Control of Hypochlorite Plants. If efficient operation and regular dosage is to be obtained, it is necessary that hypochlorite plants should be controlled by a trained chemist. Good results are occasionally obtained without such control but in every plant circumstances arise at some period or another which only a chemist is qualified to deal with.

The points that require consideration are (1) the composition of the bleach; (2) concentration of available chlorine in the prepared solutions; and (3) chemical tests for free chlorine in the treated water.

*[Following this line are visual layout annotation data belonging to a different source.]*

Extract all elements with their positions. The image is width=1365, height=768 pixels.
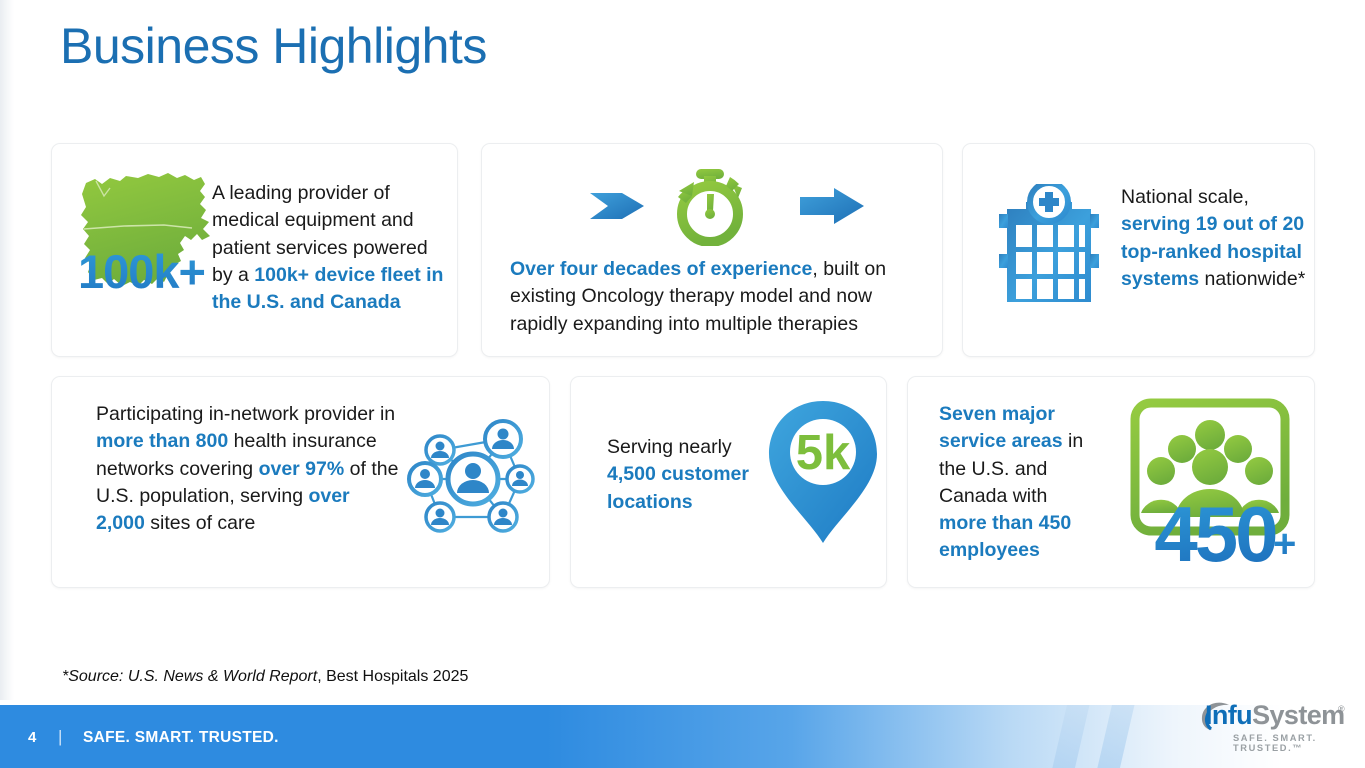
highlight-card-national-scale: National scale, serving 19 out of 20 top…: [962, 143, 1315, 357]
card-text-highlight-1: 4,500 customer locations: [607, 463, 749, 512]
card-text-highlight-2: over 97%: [259, 458, 345, 480]
logo-wordmark: InfuSystem: [1205, 702, 1345, 729]
big-number-450: 450: [1154, 490, 1276, 575]
card-text-device-fleet: A leading provider of medical equipment …: [212, 180, 447, 316]
source-note-italic: *Source: U.S. News & World Report: [62, 668, 317, 685]
people-network-icon: [407, 417, 542, 542]
stopwatch-arrows-icon: [482, 166, 942, 242]
highlight-card-networks: Participating in-network provider in mor…: [51, 376, 550, 588]
slide-canvas: Business Highlights 100k+: [0, 0, 1365, 768]
source-note-rest: , Best Hospitals 2025: [317, 668, 468, 685]
card-text-plain-1: Serving nearly: [607, 436, 732, 458]
pin-label-5k: 5k: [796, 426, 851, 480]
card-text-plain-4: sites of care: [145, 512, 256, 534]
slide-footer: 4 | SAFE. SMART. TRUSTED.: [0, 705, 1365, 768]
card-text-plain-2: nationwide*: [1199, 268, 1305, 290]
footer-separator: |: [58, 727, 62, 747]
big-number-100k: 100k+: [78, 244, 205, 299]
card-text-plain-1: Participating in-network provider in: [96, 403, 395, 425]
card-text-service-areas: Seven major service areas in the U.S. an…: [939, 401, 1099, 565]
left-edge-gradient: [0, 0, 14, 700]
highlight-card-customer-locations: Serving nearly 4,500 customer locations …: [570, 376, 887, 588]
footer-tagline: SAFE. SMART. TRUSTED.: [83, 729, 279, 747]
logo-tagline: SAFE. SMART. TRUSTED.™: [1233, 733, 1350, 753]
card-text-plain-1: National scale,: [1121, 186, 1249, 208]
page-title: Business Highlights: [60, 18, 487, 76]
logo-word-system: System: [1252, 700, 1344, 730]
highlight-card-service-areas: Seven major service areas in the U.S. an…: [907, 376, 1315, 588]
big-number-450-suffix: +: [1273, 522, 1296, 566]
highlight-card-experience: Over four decades of experience, built o…: [481, 143, 943, 357]
footer-page-number: 4: [28, 729, 36, 746]
card-text-highlight-1: Seven major service areas: [939, 403, 1063, 452]
logo-word-infu: Infu: [1205, 700, 1252, 730]
card-text-national-scale: National scale, serving 19 out of 20 top…: [1121, 184, 1311, 293]
card-text-highlight-2: more than 450 employees: [939, 512, 1071, 561]
highlight-card-device-fleet: 100k+ A leading provider of medical equi…: [51, 143, 458, 357]
map-pin-5k-icon: 5k: [761, 395, 886, 550]
hospital-building-icon: [993, 184, 1105, 309]
decorative-stripe-2: [1078, 705, 1171, 768]
infusystem-logo: InfuSystem ® SAFE. SMART. TRUSTED.™: [1175, 700, 1350, 756]
card-text-customer-locations: Serving nearly 4,500 customer locations: [607, 434, 772, 516]
source-note: *Source: U.S. News & World Report, Best …: [62, 668, 468, 686]
card-text-highlight-1: Over four decades of experience: [510, 258, 812, 280]
card-text-experience: Over four decades of experience, built o…: [510, 256, 920, 338]
logo-registered-mark: ®: [1338, 704, 1345, 714]
people-group-frame-icon: 450 +: [1123, 395, 1298, 575]
card-text-networks: Participating in-network provider in mor…: [96, 401, 401, 537]
card-text-highlight-1: more than 800: [96, 430, 228, 452]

(1) Composition of Bleach. Each drum of bleach should be sampled and analysed before use. The sample is obtained by cutting out the head of the drum and removing a vertical section by means of a special sampling tube or a piece of half-inch iron pipe which is forced to the bottom of the drum with a boring motion and then removed; the core is then forced out by means of a rod, mixed, and quartered down to the required size.

For analysis weigh out 5 grms. on a balance sensitive to 0.01 grm. and grind in a mortar with 50-70 c.cms. of water; wash into a 250 c.cm. flask and make the volume up to 250 c.cms.; shake. After allowing the sludge to settle remove 10 c.cms. by means of a pipette and titrate by one of the following methods:

Bunsen’s Method. Add 10 c.cms. of a 5 per cent solution of potassium iodide and 0.5 c.cm. glacial acetic acid and titrate with sodium thiosulphate (24.8 grms. of the C.P. crystalline salt and 1 c.cm. of chloroform per litre) using a starch solution as indicator. Each cubic centimetre of thiosulphate used = 1.755 per cent of available chlorine (1 c.cm. N/10 sodium thiosulphate = 0.00355 grm. available chlorine).

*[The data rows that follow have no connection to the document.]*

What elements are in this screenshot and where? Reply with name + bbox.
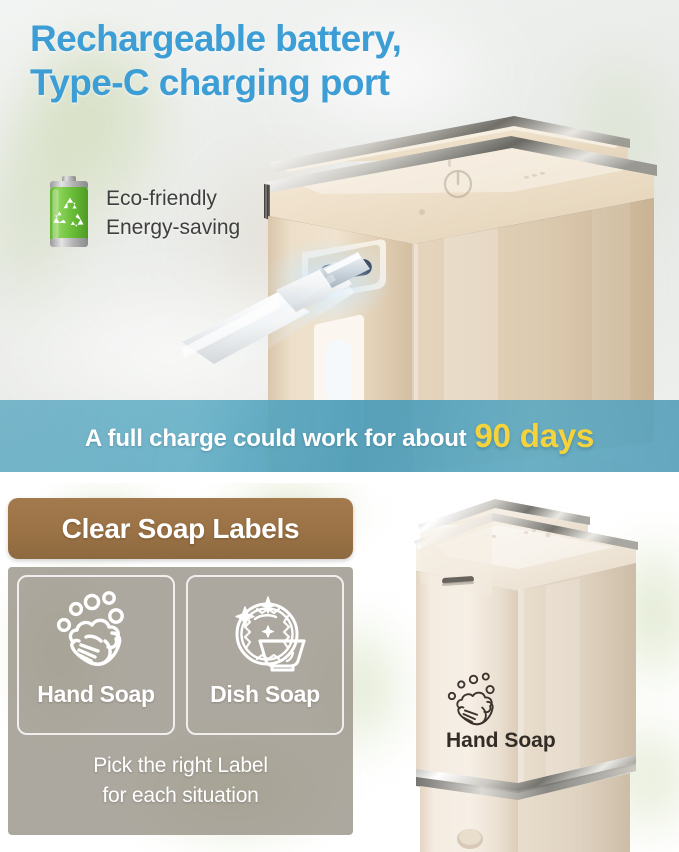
eco-line-1: Eco-friendly	[106, 184, 240, 213]
full-charge-banner: A full charge could work for about90 day…	[0, 400, 679, 472]
soap-label-card-list: Hand Soap	[17, 575, 344, 735]
headline-line-2: Type-C charging port	[30, 61, 630, 105]
soap-label-panel: Hand Soap	[8, 567, 353, 835]
green-battery-recycle-icon	[46, 176, 92, 250]
pick-label-note-line-2: for each situation	[8, 781, 353, 811]
label-card-dish-soap[interactable]: Dish Soap	[186, 575, 344, 735]
panel-clear-soap-labels: Clear Soap Labels	[0, 483, 679, 852]
pick-label-note: Pick the right Label for each situation	[8, 751, 353, 811]
eco-badge-text: Eco-friendly Energy-saving	[106, 184, 240, 242]
eco-friendly-badge: Eco-friendly Energy-saving	[46, 176, 240, 250]
headline-line-1: Rechargeable battery,	[30, 17, 630, 61]
dish-plate-bowl-sparkle-icon	[217, 587, 313, 683]
label-card-hand-soap-text: Hand Soap	[37, 681, 154, 708]
clear-soap-labels-title-text: Clear Soap Labels	[62, 513, 300, 545]
clear-soap-labels-title: Clear Soap Labels	[8, 498, 353, 559]
panel-rechargeable-battery: Rechargeable battery, Type-C charging po…	[0, 0, 679, 472]
product-feature-image: Rechargeable battery, Type-C charging po…	[0, 0, 679, 852]
hand-washing-soap-icon	[48, 587, 144, 683]
pick-label-note-line-1: Pick the right Label	[8, 751, 353, 781]
charge-banner-label: A full charge could work for about	[85, 425, 467, 452]
charge-banner-highlight: 90 days	[474, 417, 594, 454]
page-title: Rechargeable battery, Type-C charging po…	[30, 17, 630, 105]
label-card-hand-soap[interactable]: Hand Soap	[17, 575, 175, 735]
charge-banner-text: A full charge could work for about90 day…	[85, 417, 594, 455]
eco-line-2: Energy-saving	[106, 213, 240, 242]
label-card-dish-soap-text: Dish Soap	[210, 681, 320, 708]
product-photo-dispenser-hand-soap: Hand Soap	[398, 483, 673, 852]
printed-hand-soap-text: Hand Soap	[446, 729, 556, 752]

Penot’s Method. Dilute the hypochlorite solution with 15 c.cms. of water and titrate with a solution of N/10 sodium arsenite using starch-iodide paper as an external indicator. Each c.cm. of solution used = 1.755 per cent of available chlorine (1 c.cm. = 0.00355 grm. available chlorine). The use of an external indicator makes this process a slow one and to overcome this objection Mohr proposed the addition of an excess of sodium arsenite solution and then titrating with N/10 iodine solution after adding a few drops of starch solution.

Griffen and Hedallen[2] compared these three methods and found that Penot’s method and Mohr’s modification of that method gave results which were 0.6 per cent lower than those obtained by Bunsen’s method.

For a separate estimation of the chlorine present as chloride, chlorate, and hypochlorite the method given in Sutton’s Volumetric Analysis, 10th edition, page 178, should be followed.